WHY BLAME A JUNIOR ADVOCATE?
NEWS HEADLINE : "SC PULLS UP MAHINDRA SATYAM FOR 'ARROGANCE' "
The SC here refers to the Supreme Court of India.
Pulling up refers to the Supreme Court censuring the Company "Mahindra Satyam".
Brief Details : A dispute between the Company 'Mahindra Satyam' and the Income Tax Authorities regarding the earlier order of the Income Tax Department demanding a tax of Rupees 6170 million (617 crore).
The Income Tax Authorities seem to be re-examining their demand of Rs. 6170 million and probably trying to reduce it.
A letter addressed by the Company to the Income Tax Authorities asking them to withdraw their demand, has been interprted by the Attorney General Mr. G.E. Vahanavati as highly offensive.
A three-judge-bench headed by the Chief Justice of India remarked :
"You cannot do this in such manner. Instruct them (Satyam) to withdraw the letter. This is not the way."

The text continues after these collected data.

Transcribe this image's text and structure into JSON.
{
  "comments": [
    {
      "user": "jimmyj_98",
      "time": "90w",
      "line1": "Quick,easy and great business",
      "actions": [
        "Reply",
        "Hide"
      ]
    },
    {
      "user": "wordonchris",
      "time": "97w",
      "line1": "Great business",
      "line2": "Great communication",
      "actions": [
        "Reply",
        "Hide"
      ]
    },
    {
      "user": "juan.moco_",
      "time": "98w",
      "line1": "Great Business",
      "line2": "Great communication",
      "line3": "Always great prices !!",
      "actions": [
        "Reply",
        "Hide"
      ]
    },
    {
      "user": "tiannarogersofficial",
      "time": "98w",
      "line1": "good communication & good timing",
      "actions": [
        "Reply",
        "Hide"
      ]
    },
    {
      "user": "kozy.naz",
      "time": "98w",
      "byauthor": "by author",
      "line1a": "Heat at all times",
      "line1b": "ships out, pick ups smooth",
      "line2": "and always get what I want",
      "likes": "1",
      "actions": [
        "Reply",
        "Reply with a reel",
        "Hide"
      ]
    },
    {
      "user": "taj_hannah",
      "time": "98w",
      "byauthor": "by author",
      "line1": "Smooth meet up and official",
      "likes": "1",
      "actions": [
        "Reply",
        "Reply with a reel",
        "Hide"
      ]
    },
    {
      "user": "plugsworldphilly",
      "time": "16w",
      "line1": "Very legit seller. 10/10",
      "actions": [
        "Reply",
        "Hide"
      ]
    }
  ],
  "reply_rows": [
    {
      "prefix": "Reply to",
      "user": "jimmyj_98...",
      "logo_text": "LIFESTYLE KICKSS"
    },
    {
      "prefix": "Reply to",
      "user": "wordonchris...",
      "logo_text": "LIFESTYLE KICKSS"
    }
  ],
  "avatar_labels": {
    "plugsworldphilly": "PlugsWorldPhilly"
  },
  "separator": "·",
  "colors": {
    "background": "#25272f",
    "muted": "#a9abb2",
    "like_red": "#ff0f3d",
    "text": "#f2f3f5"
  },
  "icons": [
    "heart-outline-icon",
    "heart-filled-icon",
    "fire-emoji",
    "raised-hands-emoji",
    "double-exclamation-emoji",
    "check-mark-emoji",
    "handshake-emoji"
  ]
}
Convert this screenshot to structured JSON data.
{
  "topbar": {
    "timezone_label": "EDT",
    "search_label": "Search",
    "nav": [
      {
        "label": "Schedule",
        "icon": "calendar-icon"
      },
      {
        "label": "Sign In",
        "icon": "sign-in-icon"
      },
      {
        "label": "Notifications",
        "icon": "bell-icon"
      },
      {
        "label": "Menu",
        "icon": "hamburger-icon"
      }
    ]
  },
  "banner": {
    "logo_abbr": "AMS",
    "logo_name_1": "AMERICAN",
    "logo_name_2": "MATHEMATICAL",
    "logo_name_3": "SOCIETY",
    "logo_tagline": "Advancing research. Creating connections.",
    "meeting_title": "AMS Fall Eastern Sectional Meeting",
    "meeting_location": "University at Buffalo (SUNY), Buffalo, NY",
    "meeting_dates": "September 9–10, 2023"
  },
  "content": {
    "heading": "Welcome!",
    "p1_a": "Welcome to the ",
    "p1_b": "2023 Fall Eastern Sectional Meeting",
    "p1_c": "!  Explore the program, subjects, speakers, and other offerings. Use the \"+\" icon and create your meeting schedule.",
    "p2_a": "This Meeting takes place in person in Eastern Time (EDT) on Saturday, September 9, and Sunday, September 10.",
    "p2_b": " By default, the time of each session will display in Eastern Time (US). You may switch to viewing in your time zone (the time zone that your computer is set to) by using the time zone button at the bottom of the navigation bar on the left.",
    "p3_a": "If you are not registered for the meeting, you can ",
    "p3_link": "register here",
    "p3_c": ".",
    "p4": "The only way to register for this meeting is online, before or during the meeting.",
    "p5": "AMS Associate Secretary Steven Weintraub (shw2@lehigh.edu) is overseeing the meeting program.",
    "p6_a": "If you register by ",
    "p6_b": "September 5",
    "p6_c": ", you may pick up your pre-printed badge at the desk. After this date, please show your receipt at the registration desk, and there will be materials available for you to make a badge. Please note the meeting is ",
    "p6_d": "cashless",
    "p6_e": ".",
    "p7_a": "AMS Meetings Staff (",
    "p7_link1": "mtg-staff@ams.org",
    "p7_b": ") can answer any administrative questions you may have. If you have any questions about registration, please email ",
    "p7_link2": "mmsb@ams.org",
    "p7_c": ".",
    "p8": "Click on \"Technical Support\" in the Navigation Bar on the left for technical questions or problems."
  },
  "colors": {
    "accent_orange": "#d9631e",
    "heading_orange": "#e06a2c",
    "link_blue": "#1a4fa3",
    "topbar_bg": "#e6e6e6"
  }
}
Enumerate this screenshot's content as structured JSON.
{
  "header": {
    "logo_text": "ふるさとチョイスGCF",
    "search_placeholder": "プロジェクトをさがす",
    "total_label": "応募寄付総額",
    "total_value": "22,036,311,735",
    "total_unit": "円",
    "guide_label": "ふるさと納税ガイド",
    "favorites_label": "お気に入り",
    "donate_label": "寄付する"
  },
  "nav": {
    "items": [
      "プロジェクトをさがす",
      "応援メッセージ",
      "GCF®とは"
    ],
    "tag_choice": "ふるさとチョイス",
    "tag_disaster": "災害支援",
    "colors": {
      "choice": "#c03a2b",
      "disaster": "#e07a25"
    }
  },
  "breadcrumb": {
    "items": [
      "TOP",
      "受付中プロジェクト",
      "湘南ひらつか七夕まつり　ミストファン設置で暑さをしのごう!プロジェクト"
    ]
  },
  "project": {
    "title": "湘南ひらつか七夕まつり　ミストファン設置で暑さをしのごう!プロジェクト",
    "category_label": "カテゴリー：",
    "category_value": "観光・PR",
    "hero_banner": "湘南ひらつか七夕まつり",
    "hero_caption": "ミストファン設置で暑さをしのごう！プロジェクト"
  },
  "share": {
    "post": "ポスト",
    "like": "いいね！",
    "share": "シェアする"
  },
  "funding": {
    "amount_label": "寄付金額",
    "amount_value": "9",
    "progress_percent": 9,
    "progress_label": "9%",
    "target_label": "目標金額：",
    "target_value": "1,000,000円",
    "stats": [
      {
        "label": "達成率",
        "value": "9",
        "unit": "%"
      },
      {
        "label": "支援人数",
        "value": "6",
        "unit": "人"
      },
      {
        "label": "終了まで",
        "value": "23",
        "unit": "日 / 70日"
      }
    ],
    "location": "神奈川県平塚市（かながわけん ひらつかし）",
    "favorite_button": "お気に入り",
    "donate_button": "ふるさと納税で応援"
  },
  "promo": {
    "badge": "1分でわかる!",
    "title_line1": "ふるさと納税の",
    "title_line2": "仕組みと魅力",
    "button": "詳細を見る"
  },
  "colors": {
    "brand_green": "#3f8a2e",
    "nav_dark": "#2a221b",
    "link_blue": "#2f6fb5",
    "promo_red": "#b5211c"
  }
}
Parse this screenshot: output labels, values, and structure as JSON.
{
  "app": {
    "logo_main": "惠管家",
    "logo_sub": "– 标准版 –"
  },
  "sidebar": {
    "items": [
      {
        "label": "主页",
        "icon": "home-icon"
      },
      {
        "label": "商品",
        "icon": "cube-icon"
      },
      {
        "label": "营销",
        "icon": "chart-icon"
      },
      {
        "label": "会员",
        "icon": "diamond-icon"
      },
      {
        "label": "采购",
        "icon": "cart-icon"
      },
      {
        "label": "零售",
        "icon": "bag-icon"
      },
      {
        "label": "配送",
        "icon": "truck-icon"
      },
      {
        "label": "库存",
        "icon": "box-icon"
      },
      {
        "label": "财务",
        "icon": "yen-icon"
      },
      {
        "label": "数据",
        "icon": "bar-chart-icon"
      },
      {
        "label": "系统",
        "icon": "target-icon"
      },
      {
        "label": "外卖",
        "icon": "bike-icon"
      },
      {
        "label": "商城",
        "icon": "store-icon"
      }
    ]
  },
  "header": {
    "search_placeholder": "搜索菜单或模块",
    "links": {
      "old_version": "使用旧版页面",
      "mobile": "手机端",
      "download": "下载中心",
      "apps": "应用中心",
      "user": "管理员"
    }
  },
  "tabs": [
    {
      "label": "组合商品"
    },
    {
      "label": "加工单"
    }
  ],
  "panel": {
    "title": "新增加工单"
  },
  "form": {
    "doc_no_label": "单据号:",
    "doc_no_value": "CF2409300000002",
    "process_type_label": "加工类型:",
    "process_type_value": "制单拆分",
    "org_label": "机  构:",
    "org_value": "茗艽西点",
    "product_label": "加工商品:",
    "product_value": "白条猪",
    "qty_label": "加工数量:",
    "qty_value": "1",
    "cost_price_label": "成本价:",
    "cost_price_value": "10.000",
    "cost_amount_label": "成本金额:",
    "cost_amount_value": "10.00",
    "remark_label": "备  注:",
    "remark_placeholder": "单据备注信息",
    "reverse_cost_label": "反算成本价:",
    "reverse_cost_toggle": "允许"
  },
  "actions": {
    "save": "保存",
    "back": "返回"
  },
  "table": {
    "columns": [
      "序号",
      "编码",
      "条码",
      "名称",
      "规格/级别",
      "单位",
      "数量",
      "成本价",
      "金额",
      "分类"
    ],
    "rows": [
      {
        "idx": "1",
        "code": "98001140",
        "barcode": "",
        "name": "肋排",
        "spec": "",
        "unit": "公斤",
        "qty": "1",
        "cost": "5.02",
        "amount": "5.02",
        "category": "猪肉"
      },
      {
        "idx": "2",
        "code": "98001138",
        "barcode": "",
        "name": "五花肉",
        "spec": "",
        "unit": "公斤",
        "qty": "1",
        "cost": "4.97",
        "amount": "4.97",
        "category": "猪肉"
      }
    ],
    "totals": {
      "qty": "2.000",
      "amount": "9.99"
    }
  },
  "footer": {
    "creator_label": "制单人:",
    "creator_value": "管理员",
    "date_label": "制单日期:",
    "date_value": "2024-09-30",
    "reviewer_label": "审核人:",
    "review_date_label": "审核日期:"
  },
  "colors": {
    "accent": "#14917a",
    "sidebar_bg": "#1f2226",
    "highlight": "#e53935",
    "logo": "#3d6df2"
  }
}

The Bench seems to have taken an exception to the 'more-than-once-use' of the word 'shall'.
The Senior Advocates representing Messrs. Satyam Mahindra -- Mr. Harish Salve and Mr. Abhishek Manu Singhvi, plied themselves out of the controversy by saying :
"We have not seen it. We want to withdraw it and apologise for it. This is not the way the letters are to be written." They were indicating that it was the work of some junior advocate.
Supreme Court :
"We are quite sure that you have not seen the letters; otherwise it would not be so. The present generation is very competitive but is crippled with arrogance."
My views as a blogger
The Senior Advocates charge hundreds of thousands of rupees or even hundreds of hundreds of thousands of Rupees for each case they take up, as against the pittances they in turn pay to the junior advocates. Besides, the Junior Advocates will be constantly under pressure from the clients to show results.
It is good that the Seniors wriggled out of the controversy by apologising to the Court. They might have admonished their juniors after going back to their offices. Or, they would have treated the matter as closed, if they had in the past, approved the drafts of the letters. Anyway, onething still remains needing correction. The Seniors seem to be accepting more number of cases than than the optimum they can handle. There is bound to be a ceiling to human capacity and efficiency, howsoever, great workaholics and intellectual giants the Seniors may be. This "trying to chew more than one can digest" results in under-supervision and leads to recurrence of the errors of the type mentioned above.
Why not the Seniors reduce their intake and allow the middle-rung advocates to eke out their livelihood? The Juniors also deserve better treatment, than being made scapegoats. (Had the Seniors done their supervision properly in scrutinising the letters drafted by the Juniors, this unpleasant need for rinsing before the Supreme Court would not have arisen.)